0
votes

I start clustering using simple k-mean clustering in weka

after the clustering this result show

Number of iterations: 9

Within cluster sum of squared errors: 570.1974952009115

my questions:

  1. the number of sum of squared errors is huge does this mean my number of cluster is wrong ? and how to define the optimistic number of clusters ?

  2. how to split the data into training and test set to evaluate the performance ? and how to know the right percentage ?

  3. how to measure the SSB

2

2 Answers

1
votes

1.1 In k-means it's you who decides how many clusters to pick. You probably know this already.

1.2 In k-means there is no optimal number of clusters as in "global maximum of a function graph". You decide with respect to your business problem. See also "elbow method" for a semi-empirical procedure that seldom works in practice.

1.3 You might have outliers in your data which make the sum of squares large for any clustering operation. The outliers are always far away from your cluster centers, no matter how many clusters you pick .

2.1 There is no "optimal" percentage split.

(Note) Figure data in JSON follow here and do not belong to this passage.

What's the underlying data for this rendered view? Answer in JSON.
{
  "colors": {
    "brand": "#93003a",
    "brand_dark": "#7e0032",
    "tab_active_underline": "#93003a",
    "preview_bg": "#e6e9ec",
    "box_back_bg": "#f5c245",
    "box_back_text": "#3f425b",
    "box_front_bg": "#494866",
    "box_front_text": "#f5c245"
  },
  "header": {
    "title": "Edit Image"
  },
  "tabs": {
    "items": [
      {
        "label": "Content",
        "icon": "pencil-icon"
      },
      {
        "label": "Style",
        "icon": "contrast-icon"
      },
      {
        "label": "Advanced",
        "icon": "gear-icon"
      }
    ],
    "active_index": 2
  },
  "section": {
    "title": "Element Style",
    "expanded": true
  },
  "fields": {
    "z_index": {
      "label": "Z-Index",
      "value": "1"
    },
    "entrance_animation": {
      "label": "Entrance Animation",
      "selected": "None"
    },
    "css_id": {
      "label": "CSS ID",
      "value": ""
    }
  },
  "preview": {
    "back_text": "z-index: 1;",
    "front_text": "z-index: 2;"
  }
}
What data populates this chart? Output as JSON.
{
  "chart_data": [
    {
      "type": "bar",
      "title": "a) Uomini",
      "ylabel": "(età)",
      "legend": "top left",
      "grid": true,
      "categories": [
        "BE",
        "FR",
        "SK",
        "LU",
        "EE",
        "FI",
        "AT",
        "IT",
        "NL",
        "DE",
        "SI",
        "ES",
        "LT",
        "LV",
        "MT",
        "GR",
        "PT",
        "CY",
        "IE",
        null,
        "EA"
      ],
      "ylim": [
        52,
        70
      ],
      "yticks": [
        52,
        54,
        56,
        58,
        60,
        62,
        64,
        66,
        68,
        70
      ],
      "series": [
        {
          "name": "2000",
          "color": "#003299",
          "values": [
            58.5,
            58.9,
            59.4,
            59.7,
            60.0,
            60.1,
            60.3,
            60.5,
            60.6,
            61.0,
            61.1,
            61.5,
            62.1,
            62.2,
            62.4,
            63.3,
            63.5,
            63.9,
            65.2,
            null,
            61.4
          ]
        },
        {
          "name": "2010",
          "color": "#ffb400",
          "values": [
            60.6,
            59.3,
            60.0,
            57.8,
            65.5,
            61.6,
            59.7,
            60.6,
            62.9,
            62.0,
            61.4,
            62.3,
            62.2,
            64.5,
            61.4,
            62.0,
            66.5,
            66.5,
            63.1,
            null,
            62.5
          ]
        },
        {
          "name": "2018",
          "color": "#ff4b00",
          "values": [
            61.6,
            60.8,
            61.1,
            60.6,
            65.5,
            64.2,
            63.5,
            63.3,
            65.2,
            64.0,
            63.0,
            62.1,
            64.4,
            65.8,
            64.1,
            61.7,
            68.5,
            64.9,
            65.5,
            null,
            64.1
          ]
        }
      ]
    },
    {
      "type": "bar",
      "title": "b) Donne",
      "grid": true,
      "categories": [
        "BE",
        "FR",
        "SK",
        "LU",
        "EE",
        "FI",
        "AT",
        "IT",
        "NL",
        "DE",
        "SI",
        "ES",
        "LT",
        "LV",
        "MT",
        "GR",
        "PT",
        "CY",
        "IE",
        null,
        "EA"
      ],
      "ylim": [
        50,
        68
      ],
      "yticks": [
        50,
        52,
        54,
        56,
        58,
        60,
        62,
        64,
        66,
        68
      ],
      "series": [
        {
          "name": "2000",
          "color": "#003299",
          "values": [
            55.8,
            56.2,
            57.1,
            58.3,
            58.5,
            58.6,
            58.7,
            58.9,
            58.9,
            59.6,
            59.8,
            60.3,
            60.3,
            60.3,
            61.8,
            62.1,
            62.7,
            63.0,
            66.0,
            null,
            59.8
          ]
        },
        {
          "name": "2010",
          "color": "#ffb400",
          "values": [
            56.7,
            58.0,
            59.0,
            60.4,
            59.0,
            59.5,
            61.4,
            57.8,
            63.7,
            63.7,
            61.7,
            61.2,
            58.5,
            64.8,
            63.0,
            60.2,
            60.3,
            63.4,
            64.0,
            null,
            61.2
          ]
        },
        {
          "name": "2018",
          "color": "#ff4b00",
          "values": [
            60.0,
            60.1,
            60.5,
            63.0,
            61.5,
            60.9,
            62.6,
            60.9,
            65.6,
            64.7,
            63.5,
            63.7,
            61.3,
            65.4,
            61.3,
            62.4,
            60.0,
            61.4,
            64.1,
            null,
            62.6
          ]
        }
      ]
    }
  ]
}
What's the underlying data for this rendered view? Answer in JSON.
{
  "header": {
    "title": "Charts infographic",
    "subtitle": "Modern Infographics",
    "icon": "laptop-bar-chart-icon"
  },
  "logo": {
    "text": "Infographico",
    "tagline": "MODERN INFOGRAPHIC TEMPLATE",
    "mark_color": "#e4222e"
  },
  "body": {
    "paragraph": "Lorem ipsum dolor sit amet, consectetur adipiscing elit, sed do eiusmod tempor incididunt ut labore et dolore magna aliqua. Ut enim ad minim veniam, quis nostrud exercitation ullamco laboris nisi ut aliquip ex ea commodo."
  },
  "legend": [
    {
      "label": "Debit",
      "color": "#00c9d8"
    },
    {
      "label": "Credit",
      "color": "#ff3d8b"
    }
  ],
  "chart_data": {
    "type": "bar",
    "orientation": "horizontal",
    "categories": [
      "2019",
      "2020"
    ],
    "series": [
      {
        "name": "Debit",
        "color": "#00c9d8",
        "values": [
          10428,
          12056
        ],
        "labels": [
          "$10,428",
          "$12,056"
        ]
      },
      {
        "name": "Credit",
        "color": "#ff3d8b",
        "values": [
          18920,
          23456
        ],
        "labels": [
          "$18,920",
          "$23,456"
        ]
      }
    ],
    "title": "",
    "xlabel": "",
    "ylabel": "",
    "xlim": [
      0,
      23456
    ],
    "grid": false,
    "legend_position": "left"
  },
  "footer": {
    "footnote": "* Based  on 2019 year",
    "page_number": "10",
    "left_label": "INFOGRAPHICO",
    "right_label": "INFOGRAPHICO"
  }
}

2.2 You could use visualization to check if there is any overlap in the clusters. It's also more understandable for your audience to see the "decision boundaries".

3.1 What is SSB?

0
votes

I'm attaching code for the Elbow method in case anyone wants to do a quick test.

import numpy as np
import pandas as pd
from sklearn.cluster import KMeans
import matplotlib.pyplot as plt

X = pd.read_csv("data.csv")
X = data.select_dtypes(np.number) #If all your data is numerical, you dont have to do this

from sklearn.cluster import KMeans
wcss = []

for i in range(1,50):
    model = KMeans(n_clusters = i, init = 'k-means++',
                  max_iter=300,n_init=10,random_state=0)
    model.fit(X)
    wcss.append(model.inertia_)

plt.figure(figsize=(10,7))
plt.plot(range(1,50), wcss)
plt.title("Elbow Method")
plt.xlabel("No. of clusters")
plt.ylabel("WCSS")

If you have time and patience, you can make an outer loop to loop around random state and record it.